Last updated on

Design Requirements

🎯 The Core Functions of a Large System

No matter how complex a large-scale system is, its functionality can be broken down into three fundamental operations:

  • Moving Data: This involves the transfer of data between different machines—either within the same data center or across the globe. This is more complex than moving data within a single machine (e.g., RAM to CPU) due to network latencies and reliability concerns.
  • Storing Data: This is about persisting data efficiently. Just as data structures (like arrays vs. binary search trees) have different trade-offs, so do large-scale storage solutions like databases, blob stores, and distributed file systems. The choice depends on the specific needs of the application.
  • Transforming Data: This is the manipulation or processing of data to produce useful results. Examples include aggregating server logs to calculate success rates or encoding videos on a platform like YouTube. Application code typically handles this part.

✅ Measuring System Design Quality

Since system design is about trade-offs, we use key metrics to evaluate and compare design choices.

Availability (Measured in Nines)

Availability is the percentage of time a service is operational and responsive to users. It is mathematically defined as: $$\text{Availability} = \frac{\text{Total Uptime}}{\text{Total Uptime} + \text{Total Downtime}}$$

NinesAvailabilityDowntime per Year (Approx.)
2 Nines99%3.65 days
3 Nines99.9%8.76 hours
4 Nines99.99%52.6 minutes
5 Nines99.999%5.26 minutes
  • SLO (Service Level Objective): A goal set by developers for a system’s required availability (e.g., five nines of availability).
  • SLA (Service Level Agreement): A contractual agreement with a customer that typically includes an SLO plus a defined consequence (like a partial refund) if the objective is not met.

🛡️ Reliability, Fault Tolerance, and Redundancy

These concepts are closely related and are essential for maintaining system stability.

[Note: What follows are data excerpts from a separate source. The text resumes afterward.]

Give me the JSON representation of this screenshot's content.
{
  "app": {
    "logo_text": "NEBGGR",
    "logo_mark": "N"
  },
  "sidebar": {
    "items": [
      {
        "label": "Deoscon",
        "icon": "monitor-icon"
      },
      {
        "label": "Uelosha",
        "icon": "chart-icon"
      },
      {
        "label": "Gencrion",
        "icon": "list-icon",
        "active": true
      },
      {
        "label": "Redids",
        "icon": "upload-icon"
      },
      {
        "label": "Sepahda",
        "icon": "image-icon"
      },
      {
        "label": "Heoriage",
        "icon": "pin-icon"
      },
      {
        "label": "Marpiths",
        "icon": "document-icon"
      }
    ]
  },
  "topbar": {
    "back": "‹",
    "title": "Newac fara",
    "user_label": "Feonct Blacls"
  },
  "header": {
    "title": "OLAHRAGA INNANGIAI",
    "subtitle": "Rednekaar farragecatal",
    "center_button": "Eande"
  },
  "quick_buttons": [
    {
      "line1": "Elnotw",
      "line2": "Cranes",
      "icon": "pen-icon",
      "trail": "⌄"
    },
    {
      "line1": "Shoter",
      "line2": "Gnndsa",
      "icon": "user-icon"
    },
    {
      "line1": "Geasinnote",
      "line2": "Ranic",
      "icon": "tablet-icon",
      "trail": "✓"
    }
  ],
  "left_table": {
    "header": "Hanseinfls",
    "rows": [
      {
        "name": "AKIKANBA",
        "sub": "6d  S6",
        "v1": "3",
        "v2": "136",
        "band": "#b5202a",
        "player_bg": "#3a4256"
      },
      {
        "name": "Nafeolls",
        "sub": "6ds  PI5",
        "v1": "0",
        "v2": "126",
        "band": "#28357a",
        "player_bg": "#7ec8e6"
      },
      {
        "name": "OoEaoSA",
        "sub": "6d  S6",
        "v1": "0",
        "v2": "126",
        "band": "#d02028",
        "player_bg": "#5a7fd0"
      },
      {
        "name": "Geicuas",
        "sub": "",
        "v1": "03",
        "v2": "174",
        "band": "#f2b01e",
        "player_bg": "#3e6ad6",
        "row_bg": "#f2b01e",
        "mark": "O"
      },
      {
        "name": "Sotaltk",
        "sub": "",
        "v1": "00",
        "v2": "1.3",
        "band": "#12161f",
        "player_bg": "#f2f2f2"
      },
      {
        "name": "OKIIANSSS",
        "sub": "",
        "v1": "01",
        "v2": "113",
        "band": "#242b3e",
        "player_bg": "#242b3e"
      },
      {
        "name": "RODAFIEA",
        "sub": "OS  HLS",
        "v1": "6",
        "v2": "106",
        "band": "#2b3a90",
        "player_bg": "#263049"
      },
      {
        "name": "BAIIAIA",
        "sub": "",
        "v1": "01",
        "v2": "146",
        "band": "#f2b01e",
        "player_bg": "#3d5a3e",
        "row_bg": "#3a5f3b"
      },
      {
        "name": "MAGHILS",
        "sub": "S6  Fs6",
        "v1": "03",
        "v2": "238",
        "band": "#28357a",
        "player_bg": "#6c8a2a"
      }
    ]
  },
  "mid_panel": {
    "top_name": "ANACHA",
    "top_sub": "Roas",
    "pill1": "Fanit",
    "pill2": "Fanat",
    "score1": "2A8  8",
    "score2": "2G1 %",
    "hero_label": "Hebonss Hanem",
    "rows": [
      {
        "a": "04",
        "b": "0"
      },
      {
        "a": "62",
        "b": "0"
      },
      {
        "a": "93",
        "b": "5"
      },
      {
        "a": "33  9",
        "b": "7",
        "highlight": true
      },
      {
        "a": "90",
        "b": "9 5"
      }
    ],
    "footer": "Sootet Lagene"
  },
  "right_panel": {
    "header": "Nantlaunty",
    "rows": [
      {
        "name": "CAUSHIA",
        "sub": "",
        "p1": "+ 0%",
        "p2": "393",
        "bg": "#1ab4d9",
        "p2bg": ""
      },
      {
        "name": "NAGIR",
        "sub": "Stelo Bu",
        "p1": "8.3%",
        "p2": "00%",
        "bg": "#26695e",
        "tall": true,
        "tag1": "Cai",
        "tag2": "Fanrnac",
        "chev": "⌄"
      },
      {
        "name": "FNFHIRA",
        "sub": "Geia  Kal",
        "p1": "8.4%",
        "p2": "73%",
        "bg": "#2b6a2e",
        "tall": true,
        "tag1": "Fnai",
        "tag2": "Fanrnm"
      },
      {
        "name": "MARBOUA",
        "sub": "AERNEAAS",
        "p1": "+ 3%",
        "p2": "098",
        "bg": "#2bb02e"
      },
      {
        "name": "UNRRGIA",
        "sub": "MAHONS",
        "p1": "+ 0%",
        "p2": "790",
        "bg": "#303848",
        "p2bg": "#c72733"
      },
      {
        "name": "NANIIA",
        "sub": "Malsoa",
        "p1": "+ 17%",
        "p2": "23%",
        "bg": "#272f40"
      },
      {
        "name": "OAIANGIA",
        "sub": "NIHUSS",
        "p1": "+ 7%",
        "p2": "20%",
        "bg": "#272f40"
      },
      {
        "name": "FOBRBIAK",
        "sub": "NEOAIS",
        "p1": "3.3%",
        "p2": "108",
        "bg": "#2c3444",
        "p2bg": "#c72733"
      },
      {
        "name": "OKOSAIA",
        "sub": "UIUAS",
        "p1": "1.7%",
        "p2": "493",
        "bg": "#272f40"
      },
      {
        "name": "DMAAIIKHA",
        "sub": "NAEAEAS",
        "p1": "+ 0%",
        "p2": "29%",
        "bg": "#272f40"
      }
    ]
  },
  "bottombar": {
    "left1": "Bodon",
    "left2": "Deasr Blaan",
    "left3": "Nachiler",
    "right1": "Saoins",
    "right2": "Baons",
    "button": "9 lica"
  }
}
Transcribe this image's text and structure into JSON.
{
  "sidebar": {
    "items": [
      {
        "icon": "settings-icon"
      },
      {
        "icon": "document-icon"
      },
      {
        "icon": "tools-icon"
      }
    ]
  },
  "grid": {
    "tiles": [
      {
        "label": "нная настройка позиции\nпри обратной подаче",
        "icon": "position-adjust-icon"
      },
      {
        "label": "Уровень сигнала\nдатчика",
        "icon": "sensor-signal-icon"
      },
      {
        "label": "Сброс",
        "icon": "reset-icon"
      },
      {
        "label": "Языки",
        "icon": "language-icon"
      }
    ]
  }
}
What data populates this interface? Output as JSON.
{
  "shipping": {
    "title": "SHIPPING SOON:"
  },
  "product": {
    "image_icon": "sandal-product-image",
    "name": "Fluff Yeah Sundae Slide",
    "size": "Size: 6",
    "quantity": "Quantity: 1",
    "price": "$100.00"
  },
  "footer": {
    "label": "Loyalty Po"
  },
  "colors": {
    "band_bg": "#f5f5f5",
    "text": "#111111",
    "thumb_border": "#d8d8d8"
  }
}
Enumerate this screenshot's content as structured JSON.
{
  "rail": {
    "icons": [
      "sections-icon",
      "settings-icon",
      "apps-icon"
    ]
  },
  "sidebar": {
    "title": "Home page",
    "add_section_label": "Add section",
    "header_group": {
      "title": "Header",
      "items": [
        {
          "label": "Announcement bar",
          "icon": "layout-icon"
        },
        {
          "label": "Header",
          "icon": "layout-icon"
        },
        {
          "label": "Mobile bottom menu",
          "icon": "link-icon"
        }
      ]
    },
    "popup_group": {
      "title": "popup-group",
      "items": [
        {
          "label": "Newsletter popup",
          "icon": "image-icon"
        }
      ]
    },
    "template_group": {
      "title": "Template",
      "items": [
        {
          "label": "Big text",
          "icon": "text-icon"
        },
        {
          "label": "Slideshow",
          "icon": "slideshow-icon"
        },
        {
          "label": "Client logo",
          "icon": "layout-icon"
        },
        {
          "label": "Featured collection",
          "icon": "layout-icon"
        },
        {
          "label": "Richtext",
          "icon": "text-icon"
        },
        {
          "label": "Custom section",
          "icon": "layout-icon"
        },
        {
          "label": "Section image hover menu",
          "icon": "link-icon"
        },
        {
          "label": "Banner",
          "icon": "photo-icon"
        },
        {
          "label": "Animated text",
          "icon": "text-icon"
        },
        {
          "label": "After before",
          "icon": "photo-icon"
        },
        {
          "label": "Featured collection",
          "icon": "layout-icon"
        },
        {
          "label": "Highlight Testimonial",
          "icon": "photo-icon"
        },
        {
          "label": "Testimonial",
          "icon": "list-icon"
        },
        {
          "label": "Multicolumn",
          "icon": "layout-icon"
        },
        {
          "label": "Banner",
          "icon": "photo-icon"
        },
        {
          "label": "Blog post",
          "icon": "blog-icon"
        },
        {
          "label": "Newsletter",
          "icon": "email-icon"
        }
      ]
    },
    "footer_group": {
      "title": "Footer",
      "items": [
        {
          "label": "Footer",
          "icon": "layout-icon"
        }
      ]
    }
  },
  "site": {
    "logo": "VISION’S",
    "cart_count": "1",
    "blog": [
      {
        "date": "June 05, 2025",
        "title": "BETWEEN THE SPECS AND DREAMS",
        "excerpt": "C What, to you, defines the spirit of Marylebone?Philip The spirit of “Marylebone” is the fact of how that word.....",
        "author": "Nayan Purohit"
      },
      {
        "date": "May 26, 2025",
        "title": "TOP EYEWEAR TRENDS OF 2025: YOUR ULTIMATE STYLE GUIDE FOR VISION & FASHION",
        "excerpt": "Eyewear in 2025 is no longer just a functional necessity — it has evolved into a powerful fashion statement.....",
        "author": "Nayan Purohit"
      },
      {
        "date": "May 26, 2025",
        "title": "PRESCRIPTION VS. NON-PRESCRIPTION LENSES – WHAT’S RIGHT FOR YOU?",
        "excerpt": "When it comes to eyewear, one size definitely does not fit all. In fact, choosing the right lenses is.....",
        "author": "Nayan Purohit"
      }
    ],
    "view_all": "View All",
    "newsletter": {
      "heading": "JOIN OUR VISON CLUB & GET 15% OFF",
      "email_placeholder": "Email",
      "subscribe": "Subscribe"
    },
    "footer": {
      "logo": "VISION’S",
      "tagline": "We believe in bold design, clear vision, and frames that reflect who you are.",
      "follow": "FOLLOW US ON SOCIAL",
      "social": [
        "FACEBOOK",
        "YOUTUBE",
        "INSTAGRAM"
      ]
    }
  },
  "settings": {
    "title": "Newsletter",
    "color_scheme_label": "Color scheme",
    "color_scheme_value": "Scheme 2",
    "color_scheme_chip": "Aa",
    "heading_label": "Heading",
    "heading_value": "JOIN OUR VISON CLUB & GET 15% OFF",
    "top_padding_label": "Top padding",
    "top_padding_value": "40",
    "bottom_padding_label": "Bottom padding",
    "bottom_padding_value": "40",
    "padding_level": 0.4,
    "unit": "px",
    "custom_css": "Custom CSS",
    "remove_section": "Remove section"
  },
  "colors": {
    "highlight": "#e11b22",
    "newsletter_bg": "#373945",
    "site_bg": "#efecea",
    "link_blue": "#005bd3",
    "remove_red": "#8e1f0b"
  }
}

  • Reliability: The probability that a system will not fail over a given period. It’s increased by having more robust and fault-tolerant components.
  • Fault Tolerance: The ability of a system to continue operating successfully even when one or more of its components fail (e.g., one server crashes, but another takes over).
  • Redundancy: Having duplicate components (e.g., two servers running the same code) so that if one fails, the system has a backup. Redundancy enables fault tolerance, which in turn increases reliability.
    • This is crucial for preventing a Single Point of Failure (SPOF), where the failure of one component brings down the entire system.
    • Distributing redundant components across different geographical locations (data centers) is key to protecting against region-wide issues like natural disasters.
Reliability (可靠性)
    ├── Objective: The system operates without failure within a specified time period.

    ├── Key Implementation Strategies
    │   ├── Fault-Tolerance (容错)
    │   │   └── Dependencies → Redundancy (冗余) + Detection/Switching/Isolation
    │   └── Other Means (Monitoring, Testing, Operations/Maintenance, Disaster Recovery, etc.)

    └── Measurement Metrics: Availability, Error Rate, MTBF/MTTR, SLO Achievement Rate

🚀 Performance Metrics: Throughput and Latency

These two metrics define the speed and capacity of a system.

Throughput

Throughput is the amount of data or number of operations a system can handle over a specific period of time.

  • Requests Per Second (RPS): Common for web servers, measuring how many user requests can be processed each second.
  • Queries Per Second (QPS): Used specifically for databases, measuring how many read/write operations (queries) can be handled per second.
  • Data Per Second (Bytes/Second): Used for data pipelines or systems where the amount of data being processed is the most relevant metric (e.g., gigabytes per second).

Latency

Latency is the time delay for an operation to complete.

  • It’s typically measured from the user’s perspective (end-to-end time from request to response).
  • High latency can be caused by network distance (user is far from the server) or slow processing by the server.
  • Techniques like deploying servers in multiple regions and using Content Delivery Networks (CDNs) help reduce latency for globally distributed users.

⚖️ Scaling Strategies: Vertical vs. Horizontal

When a system needs to handle more load (increase throughput), two main scaling strategies come with different trade-offs:

StrategyDescriptionProsCons
Vertical ScalingIncreasing the resources (CPU, RAM, Disk) of a single machine (“getting a bigger computer”).Simpler to implement and manage.Finite limits (you can’t infinitely scale a single server); creates a Single Point of Failure (SPOF).
Horizontal ScalingAdding more machines (servers or databases) to distribute the load (“getting more computers”).Near-unlimited capacity for scaling; provides redundancy and fault tolerance.Significantly increases complexity (e.g., managing load balancing, synchronizing distributed data across multiple databases).